Venerable Kok Yat (1889-1943), alias Sing Tze, was born in Guangdong province. In 1920, he joined the Buddhist monastic order at Sungai Temple, Baiyun Mountain in Guangzhou. He served as an attendant to Ven. Tai Xu, the new abbot.
When Ven. Tai Xu left Guangzhou a year later, Ven. Kok Yat headed north to Zhejiang. He studied under eminent monks and made a big leap of spiritual progress, as recorded by Ven. Tai Xu. Upon returning to Guangzhou, Ven. Kok Yat was more virtuous and dignified and was highly regarded by the monastic community and the public.
In 1920, Ven. Tai Xu was invited to propagate Buddhism in Guangzhou. Ven. Kok Yat made arrangements for the master to deliver lectures on Buddha’s teachings in the Very Congressional Staff Club in Dongdi, Guangzhou. After the successful completion of the event, Ven. Kok Yat accompanied the master to Hong Kong to propagate Buddhism. From his initial public appearance in Hong Kong, Ven. Tai Xu has been instrumental in promoting the teachings of Buddha and made a momentous start of the rise and spread of Buddhism in Hong Kong.
A few years later, Ven. Kok Yat moved to Hong Kong and was soon ranked among prominent monks such as Ven. Fat Ho, Ven. Oi Ting and Ven. Hoi Yan. In 1931, the newly established Hong Kong Buddhist Association invited eminent local monks and those from the Mainland to expound Buddhist scriptures. Ven. Kok Yat was invited to expound the Prajñā Pāramitā Hṛdaya Sūtra.
In 1933, Ven. Kok Yat, together with Ven. Wai Um and Ven. Ho Yan, founded Xiang Hai Puti Chang at Leighton Hill Road, Happy Valley to promote the Pure Land School of Buddhism. Ven. Kok Yat was its first president.

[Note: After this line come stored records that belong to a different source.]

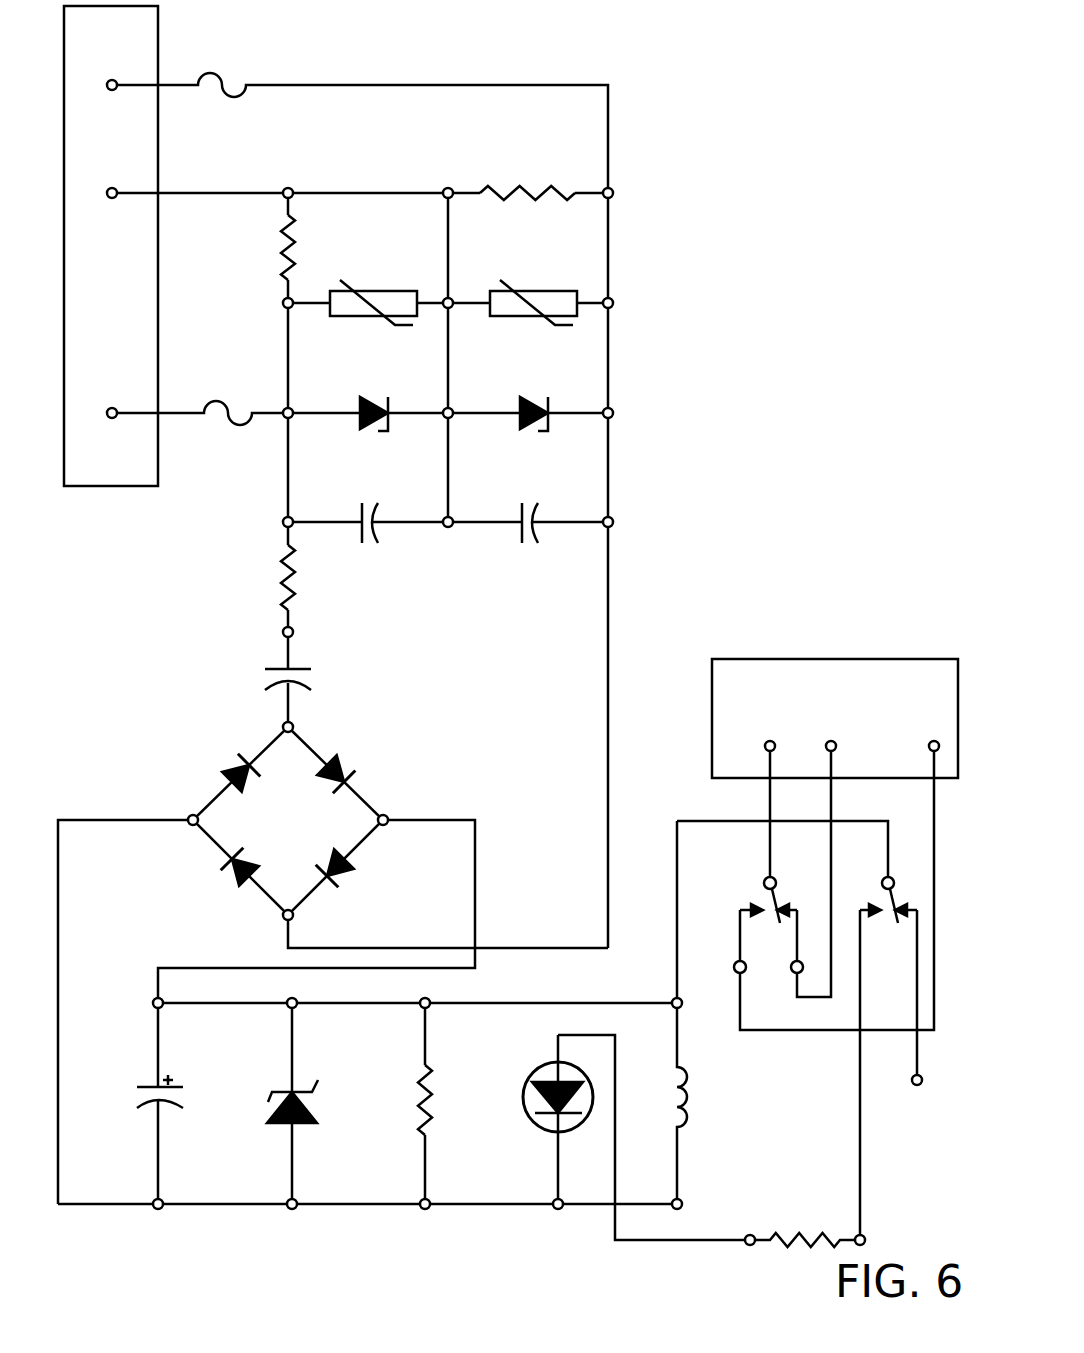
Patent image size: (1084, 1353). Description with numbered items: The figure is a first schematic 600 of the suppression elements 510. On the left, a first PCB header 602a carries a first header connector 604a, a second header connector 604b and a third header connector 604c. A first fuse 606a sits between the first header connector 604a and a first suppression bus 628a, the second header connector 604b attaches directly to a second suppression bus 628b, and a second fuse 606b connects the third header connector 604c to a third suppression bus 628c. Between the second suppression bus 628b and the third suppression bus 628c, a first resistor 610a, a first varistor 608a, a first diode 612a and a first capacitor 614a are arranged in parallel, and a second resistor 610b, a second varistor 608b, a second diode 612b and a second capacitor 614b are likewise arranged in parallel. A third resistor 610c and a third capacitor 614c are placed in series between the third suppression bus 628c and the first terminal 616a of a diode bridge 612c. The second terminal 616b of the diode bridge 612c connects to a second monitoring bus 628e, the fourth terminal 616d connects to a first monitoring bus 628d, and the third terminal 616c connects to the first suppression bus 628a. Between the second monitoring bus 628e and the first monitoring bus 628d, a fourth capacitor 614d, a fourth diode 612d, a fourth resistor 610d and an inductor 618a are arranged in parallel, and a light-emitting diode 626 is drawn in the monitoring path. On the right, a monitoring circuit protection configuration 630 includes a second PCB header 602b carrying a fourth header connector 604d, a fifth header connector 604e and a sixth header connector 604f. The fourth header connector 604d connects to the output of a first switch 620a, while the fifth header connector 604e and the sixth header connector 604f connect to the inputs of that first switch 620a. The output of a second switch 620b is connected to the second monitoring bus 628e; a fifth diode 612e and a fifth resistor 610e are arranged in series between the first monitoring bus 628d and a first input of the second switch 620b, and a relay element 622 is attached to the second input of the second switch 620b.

The first schematic 600 is at (499, 647).
The suppression elements 510 is at (775, 185).
The first PCB header 602a is at (111, 246).
The second PCB header 602b is at (835, 718).
The first header connector 604a is at (124, 103).
The second header connector 604b is at (124, 211).
The third header connector 604c is at (124, 431).
The fourth header connector 604d is at (769, 790).
The fifth header connector 604e is at (824, 849).
The sixth header connector 604f is at (847, 866).
The first fuse 606a is at (223, 65).
The second fuse 606b is at (223, 392).
The first varistor 608a is at (373, 281).
The second varistor 608b is at (533, 281).
The first resistor 610a is at (264, 247).
The second resistor 610b is at (527, 169).
The third resistor 610c is at (265, 586).
The fourth resistor 610d is at (401, 1103).
The fifth resistor 610e is at (805, 1216).
The first diode 612a is at (374, 393).
The second diode 612b is at (532, 393).
The diode bridge 612c is at (221, 805).
The fourth diode 612d is at (265, 1103).
The fifth diode 612e is at (610, 1137).
The first capacitor 614a is at (370, 500).
The second capacitor 614b is at (529, 500).
The third capacitor 614c is at (263, 679).
The fourth capacitor 614d is at (134, 1103).
The first terminal 616a is at (296, 711).
The second terminal 616b is at (379, 800).
The third terminal 616c is at (265, 930).
The fourth terminal 616d is at (169, 836).
The inductor 618a is at (718, 1012).
The first switch 620a is at (762, 912).
The second switch 620b is at (877, 887).
The K1 622 is at (917, 1099).
The LED 626 is at (558, 1229).
The first suppression bus 628a is at (537, 85).
The second suppression bus 628b is at (412, 193).
The third suppression bus 628c is at (288, 468).
The first monitoring bus 628d is at (225, 1204).
The second monitoring bus 628e is at (507, 1003).
The monitoring circuit protection configuration 630 is at (655, 740).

In 1934, Ms. Nam Chong Yuen and many Buddhist practitioners sponsored Ven. Kok Yat and his disciple, Ven. Wai Um, to set up a Buddhist monastery at Diamond Hill, Kowloon. The two masters vowed to propagate Buddhism and promote the Pure Land of Buddha Amitabha for the benevolence of mankind. They built Buddhist halls and reception hall for teaching, praying and penance. Thus Chi Lin Nunnery, a monastery of the Pure Land School, was established.
A Buddhist, Mr. Yu Jiu of Nanyang Brothers Tobacco Company Limited, offered his villa, Hui Si Yuan in Shatin, to Ven. Kok Yat for his religious practice.
On 25 December 1941, the Japanese invaded Hong Kong and their occupation lasted for 3 years and 8 months. During this turbulent period, all religious activities came to a halt. Buddhist monks, nuns and the people of Hong Kong suffered immensely. Although many people had left, Ven. Kok Yat and Ven. Wai Um and several disciples stayed at Chi Lin.
Life was harsh in the war-torn city. On the 13th day of the 3rd lunar month in 1943, Ven. Kok Yat passed away at the age of 54, three days after the death of his disciple, Ven. Wai Um.